Following should launch hostname on every specified node. Therefore DNS name of every specified node should be printed to your local console:

mpiexec -host node1,node2,... hostname

If there was a problem running these commands, there is probably a problem with configuration of your cluster (network settings, firewall rules, MPI configuration, ...). For more information about running MPI jobs see documentation for your process manager, e.g. man mpiexec.

Run your first query

MPI allows you to to specify how many processes will be launched on each node. The first process will always be in the role of master, remaining processes will be the slaves. It is mandatory to have exactly one master and at least one slave process, otherwise job won't start. Master process doesn't read any data, so you can launch it on a dedicated node (better option) or it can share a node with slave process.

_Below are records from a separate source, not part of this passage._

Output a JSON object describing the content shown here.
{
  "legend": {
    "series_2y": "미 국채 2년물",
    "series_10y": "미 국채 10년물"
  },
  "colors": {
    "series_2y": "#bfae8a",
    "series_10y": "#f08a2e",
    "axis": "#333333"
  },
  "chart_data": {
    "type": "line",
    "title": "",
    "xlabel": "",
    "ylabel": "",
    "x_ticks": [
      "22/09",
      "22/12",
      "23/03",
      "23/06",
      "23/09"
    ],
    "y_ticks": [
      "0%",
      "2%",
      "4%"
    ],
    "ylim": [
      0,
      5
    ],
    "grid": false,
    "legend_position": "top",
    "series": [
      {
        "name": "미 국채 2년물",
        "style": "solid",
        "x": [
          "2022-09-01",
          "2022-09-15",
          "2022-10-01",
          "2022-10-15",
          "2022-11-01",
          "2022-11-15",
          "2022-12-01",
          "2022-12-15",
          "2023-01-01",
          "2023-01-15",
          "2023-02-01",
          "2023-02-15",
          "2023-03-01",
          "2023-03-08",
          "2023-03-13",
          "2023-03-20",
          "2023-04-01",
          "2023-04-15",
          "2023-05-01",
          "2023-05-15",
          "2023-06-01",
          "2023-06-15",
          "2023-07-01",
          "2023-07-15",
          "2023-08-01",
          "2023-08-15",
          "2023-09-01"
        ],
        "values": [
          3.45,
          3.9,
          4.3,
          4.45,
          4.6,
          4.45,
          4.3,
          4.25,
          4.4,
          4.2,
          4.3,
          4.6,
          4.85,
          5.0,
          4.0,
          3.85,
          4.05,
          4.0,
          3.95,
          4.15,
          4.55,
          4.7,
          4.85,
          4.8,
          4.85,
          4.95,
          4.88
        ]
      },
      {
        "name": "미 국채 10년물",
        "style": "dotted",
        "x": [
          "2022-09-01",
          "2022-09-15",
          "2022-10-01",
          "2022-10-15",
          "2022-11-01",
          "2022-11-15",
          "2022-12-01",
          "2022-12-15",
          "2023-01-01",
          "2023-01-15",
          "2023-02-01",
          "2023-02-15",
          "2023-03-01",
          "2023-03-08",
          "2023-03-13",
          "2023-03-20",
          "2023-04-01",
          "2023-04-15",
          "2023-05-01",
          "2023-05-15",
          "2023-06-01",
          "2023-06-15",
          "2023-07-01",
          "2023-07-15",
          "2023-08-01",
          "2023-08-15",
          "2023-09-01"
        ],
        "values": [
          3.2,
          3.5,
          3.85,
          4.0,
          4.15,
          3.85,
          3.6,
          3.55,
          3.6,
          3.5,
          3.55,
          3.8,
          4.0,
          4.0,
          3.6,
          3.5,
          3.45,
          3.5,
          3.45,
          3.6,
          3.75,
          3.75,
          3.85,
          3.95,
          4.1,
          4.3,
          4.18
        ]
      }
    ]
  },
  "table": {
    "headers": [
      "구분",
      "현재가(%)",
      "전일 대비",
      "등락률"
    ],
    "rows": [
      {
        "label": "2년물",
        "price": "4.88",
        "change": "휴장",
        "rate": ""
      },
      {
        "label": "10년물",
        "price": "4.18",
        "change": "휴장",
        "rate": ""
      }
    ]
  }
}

To run fdistdump on a single node, you should launch two processes. First one, the master, is necessary to manage the slave, print progress and results. The second one, the slave, is there to do all the hard work. It will read and process all the flow files and send the results back to the master. Following example command will print statistic about the source ports in flow_file:

mpiexec -n 2 fdistdump -s srcport flow_file

To run fdistdump on multiple nodes, you should launch one process on each node in your cluster, plus one. One slave process per node and the extra one is for the master. As was stated earlier, you can launch master on a dedicated node, where no flow data is stored, but it can also share node with slave process. Following example command will launch dedicated master on m_node and slaves on sl1_node and sl2_node. Both slaves will read flow_file and send results back to master:

mpiexec -host m_node,sl1_node,sl2_node fdistdump -s srcport flow_file

Documentation

For complete documentation and more examples see the fdistdump manual page:

man fdistdump